With a history that dates back more than 5,000 years, silver has been an incredibly valuable metal through the ages. It was once used as a trading currency along the Asian spice routes and was even the standard for U.S. currency for a while. However, the precious metal holds far more value than just as a currency. In fact, more than half of the world’s silver is actually used for industrial purposes as it is used in X-rays, low-e windows, and even solar panels. As it turns out, even solar energy wouldn’t work the same way if it wasn’t for silver.
The average solar panel actually uses about two-thirds of an ounce of silver, which is about 20 grams. That might not sound like a lot, but at around $20 an ounce it contributes more to the cost of solar than it does to the other industrial products that use silver. For example, a laptop only contains 750 milligrams to 1.25 grams of silver while a cell phone contains just 200-300 milligrams of silver, so silver is a tiny fraction of the cost of those devices.
Overall, the solar industry uses about 5% of the world’s annual silver supply, or an estimated 52.4 million ounces. However, as demand for solar increases, especially in China, the demand for silver used in solar could double. Because of this it is estimated that by next year the solar industry will use 100 million ounces of silver.
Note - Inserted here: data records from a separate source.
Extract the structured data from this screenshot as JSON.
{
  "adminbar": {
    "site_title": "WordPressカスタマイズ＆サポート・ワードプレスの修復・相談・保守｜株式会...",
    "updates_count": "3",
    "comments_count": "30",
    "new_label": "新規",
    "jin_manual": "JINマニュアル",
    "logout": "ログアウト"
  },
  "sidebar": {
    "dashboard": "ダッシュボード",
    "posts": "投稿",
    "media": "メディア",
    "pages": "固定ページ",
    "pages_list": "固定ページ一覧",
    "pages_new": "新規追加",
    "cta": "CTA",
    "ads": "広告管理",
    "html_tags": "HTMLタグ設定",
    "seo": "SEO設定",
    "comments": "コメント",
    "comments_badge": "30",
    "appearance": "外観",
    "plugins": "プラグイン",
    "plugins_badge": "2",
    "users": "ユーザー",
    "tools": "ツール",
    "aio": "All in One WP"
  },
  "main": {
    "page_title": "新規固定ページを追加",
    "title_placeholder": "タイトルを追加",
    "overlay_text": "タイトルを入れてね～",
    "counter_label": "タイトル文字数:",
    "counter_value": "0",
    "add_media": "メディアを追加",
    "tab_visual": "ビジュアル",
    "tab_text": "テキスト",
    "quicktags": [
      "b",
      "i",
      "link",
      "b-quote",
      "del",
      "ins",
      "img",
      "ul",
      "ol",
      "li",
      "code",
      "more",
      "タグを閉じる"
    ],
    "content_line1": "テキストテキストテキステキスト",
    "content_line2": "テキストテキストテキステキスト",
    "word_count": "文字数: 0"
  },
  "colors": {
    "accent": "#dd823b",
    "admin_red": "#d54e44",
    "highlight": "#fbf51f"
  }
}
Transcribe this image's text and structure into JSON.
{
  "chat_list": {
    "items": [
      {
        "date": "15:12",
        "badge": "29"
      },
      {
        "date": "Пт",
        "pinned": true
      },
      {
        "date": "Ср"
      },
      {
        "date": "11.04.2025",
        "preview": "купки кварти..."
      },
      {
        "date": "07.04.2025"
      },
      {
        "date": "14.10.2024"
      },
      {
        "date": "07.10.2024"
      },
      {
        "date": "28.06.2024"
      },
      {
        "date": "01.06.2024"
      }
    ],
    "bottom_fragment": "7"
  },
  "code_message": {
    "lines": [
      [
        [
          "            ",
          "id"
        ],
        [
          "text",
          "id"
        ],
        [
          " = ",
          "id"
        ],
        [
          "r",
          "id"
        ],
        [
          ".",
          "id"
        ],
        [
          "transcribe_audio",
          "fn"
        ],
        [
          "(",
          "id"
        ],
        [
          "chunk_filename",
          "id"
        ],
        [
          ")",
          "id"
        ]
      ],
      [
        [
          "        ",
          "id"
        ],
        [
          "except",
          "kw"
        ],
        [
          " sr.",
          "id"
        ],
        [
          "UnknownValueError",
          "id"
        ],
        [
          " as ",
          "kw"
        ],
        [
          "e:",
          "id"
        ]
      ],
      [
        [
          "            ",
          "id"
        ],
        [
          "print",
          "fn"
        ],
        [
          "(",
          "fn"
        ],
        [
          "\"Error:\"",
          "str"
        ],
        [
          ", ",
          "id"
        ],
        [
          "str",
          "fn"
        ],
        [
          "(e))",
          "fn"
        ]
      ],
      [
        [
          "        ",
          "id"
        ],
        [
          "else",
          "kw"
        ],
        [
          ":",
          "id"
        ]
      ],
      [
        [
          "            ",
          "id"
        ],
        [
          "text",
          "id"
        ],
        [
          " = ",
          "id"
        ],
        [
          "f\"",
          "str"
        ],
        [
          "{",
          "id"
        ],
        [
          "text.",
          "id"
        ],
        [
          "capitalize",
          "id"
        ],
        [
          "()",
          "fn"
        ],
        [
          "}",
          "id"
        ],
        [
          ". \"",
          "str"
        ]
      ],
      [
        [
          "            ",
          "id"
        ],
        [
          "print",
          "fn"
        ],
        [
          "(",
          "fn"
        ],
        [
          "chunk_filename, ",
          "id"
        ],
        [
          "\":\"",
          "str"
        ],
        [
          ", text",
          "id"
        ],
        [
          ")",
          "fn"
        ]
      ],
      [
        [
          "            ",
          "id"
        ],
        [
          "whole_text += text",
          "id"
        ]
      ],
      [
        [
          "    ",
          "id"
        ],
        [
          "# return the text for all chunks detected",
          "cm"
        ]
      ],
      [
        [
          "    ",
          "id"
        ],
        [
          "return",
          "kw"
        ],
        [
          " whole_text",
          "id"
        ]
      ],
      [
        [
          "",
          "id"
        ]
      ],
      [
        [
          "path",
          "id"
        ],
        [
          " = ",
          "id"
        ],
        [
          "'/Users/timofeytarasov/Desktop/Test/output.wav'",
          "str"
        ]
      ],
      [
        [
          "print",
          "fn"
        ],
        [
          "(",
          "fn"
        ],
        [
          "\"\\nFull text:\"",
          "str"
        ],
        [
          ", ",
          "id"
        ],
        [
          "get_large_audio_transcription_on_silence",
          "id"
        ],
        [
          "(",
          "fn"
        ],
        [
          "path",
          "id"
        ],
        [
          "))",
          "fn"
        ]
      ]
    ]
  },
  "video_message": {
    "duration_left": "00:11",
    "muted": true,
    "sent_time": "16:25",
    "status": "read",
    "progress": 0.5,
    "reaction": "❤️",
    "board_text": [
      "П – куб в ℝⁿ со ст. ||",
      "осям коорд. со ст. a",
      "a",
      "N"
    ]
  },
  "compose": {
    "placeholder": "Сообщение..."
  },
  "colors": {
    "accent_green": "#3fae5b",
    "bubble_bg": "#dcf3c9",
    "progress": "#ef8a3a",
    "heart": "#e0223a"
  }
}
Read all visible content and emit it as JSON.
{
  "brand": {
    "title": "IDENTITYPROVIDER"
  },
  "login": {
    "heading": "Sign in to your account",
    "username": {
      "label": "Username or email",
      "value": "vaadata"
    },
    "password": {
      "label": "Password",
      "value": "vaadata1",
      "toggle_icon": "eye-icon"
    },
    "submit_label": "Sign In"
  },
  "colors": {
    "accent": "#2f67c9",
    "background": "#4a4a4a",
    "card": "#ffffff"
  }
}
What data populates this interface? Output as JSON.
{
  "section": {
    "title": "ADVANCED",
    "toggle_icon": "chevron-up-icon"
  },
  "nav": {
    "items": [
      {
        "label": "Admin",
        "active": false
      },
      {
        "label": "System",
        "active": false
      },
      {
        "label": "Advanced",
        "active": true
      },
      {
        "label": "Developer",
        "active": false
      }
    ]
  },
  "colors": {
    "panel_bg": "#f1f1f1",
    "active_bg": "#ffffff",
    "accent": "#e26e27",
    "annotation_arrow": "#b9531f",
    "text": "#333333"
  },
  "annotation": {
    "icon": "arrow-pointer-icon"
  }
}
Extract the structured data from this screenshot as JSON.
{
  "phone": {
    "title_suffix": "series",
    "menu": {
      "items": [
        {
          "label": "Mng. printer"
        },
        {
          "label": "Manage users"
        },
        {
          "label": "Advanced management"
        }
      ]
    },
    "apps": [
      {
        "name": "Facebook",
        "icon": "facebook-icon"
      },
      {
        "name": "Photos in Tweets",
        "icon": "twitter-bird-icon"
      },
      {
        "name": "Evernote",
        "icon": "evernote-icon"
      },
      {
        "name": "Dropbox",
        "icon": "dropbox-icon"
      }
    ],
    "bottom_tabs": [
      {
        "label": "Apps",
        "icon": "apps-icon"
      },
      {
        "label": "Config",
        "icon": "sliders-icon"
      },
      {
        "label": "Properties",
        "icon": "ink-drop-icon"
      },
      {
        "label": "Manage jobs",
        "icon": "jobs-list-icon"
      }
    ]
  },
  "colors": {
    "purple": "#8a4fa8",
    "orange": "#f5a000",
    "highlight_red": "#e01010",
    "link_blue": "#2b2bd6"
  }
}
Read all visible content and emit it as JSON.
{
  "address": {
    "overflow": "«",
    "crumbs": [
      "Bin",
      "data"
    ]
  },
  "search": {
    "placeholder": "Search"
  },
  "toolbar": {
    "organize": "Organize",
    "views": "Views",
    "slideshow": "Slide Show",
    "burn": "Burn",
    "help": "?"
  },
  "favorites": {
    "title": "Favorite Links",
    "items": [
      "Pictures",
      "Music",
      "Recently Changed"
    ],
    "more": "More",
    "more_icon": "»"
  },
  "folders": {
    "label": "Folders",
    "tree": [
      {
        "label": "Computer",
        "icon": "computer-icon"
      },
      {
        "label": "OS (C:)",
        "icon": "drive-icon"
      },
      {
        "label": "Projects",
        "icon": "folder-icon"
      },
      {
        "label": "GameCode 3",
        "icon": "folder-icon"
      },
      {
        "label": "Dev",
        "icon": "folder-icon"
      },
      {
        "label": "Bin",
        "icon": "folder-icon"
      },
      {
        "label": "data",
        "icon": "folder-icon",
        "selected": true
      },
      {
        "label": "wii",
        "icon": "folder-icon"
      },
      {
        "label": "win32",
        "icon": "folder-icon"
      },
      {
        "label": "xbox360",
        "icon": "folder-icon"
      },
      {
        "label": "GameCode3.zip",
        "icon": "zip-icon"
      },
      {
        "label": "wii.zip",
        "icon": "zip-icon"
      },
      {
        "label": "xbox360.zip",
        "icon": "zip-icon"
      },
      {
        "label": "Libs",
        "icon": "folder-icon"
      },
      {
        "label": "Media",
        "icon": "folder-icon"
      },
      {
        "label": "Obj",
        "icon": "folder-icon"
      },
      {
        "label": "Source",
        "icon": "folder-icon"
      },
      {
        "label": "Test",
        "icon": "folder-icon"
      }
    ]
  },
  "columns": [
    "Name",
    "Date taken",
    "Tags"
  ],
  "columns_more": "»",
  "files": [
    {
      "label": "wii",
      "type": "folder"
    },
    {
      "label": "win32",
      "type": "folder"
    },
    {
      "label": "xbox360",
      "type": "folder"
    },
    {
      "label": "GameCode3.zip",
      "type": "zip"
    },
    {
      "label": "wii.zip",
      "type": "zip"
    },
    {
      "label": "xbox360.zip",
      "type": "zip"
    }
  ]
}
Because of the volatility in the price of solar, panel makers are working on using less of it on each panel. Still, the overall increase in demand for new solar panels is what’s driving the demand silver used by the solar industry. This increased demand for silver could have a real impact on the solar marketplace in the years to come as solar could push up the price of silver. So, should silver prices surge it could have an impact on the production costs of solar panels, which would then impact the economics of the solar industry.